Saturday, July 1, 2017

TOP 100 SONGS OF 1967 ― NUMBER 39

50 years ago this year these songs were released. I took the top 100 from Rolling Stone for 1967 and put them in the order in which I think they should have listed, since this was the decade of the music I grew up on. Enough of the formalities, here we go. Enjoy. 

TAKE ME IN YOUR ARMS (ROCK ME A LITTLE WHILE) ― MARVIN GAYE & KIM WESTON 

Genre  Soul



Video (None available)

"It Takes Two" is a hit single recorded in late 1965 by Marvin Gaye and Kim Weston for Motown's Tamla label.

Produced by Weston's then-husband, longtime Gaye collaborator William "Mickey" Stevenson, and co-written by Stevenson and Sylvia Moy, "It Takes Two" centered on a romantic lyric that depicted many things in life (dreams, love, wishes, etc.) being better with two people instead of one. The single became Gaye's most successful duet single to date, later outperformed by Gaye's duets with Tammi Terrell.

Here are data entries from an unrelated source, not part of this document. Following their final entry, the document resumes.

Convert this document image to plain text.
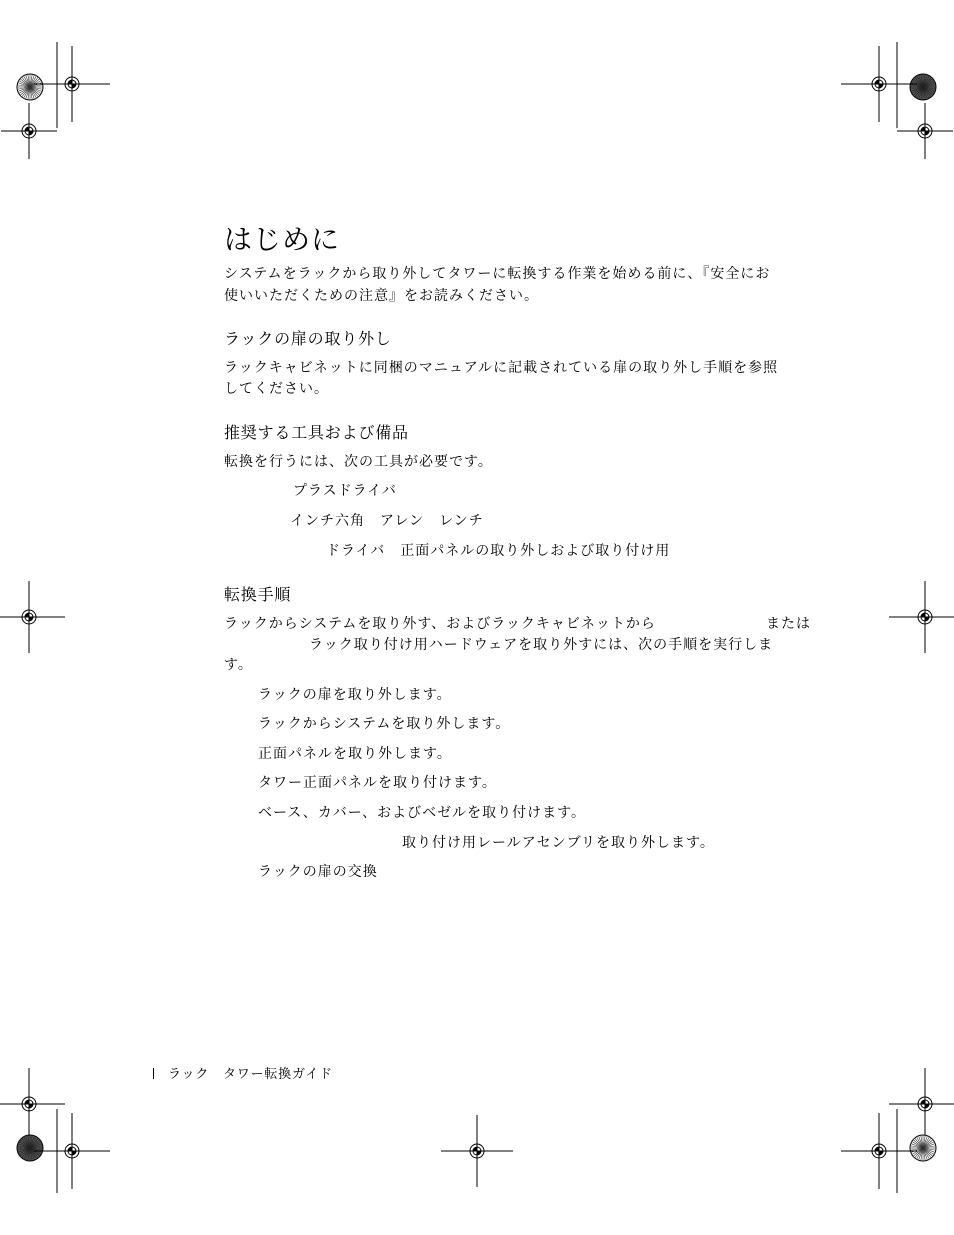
はじめに
システムをラックから取り外してタワーに転換する作業を始める前に、『安全にお
使いいただくための注意』をお読みください。
ラックの扉の取り外し
ラックキャビネットに同梱のマニュアルに記載されている扉の取り外し手順を参照
してください。
推奨する工具および備品
転換を行うには、次の工具が必要です。
プラスドライバ
インチ六角　アレン　レンチ
ドライバ　正面パネルの取り外しおよび取り付け用
転換手順
ラックからシステムを取り外す、およびラックキャビネットから	または
ラック取り付け用ハードウェアを取り外すには、次の手順を実行しま
す。
ラックの扉を取り外します。
ラックからシステムを取り外します。
正面パネルを取り外します。
タワー正面パネルを取り付けます。
ベース、カバー、およびベゼルを取り付けます。
取り付け用レールアセンブリを取り外します。
ラックの扉の交換
ラック　タワー転換ガイド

Gaye and Weston's duet peaked at #14 on the Billboard Pop charts and #4 on Billboard′s Soul Singles chart in January 1967. "It Takes Two" was also Gaye's first major hit in the UK, where it peaked at #16 on the British singles charts in the spring of that same year.

Personnel ―

All vocals by Marvin Gaye and Kim Weston
Instrumentation by The Funk Brothers and The Detroit Symphony Orchestra
Produced by William "Mickey" Stevenson

Rod Stewart and Tina Turner version ―

In 1990 "It Takes Two" was covered by Rod Stewart and Tina Turner and featured in a television advertising campaign for Pepsi. It was released as the lead single from Stewart's album Vagabond Heart, produced by Bernard Edwards and released in late 1990. The duet was a European hit, peaking at #5 in the UK, and becoming a Top 10 single in several European countries. It later appeared on both artists' greatest hits albums: Turner's Simply The Best (1991), and Stewart's The Very Best of Rod Stewart (2001).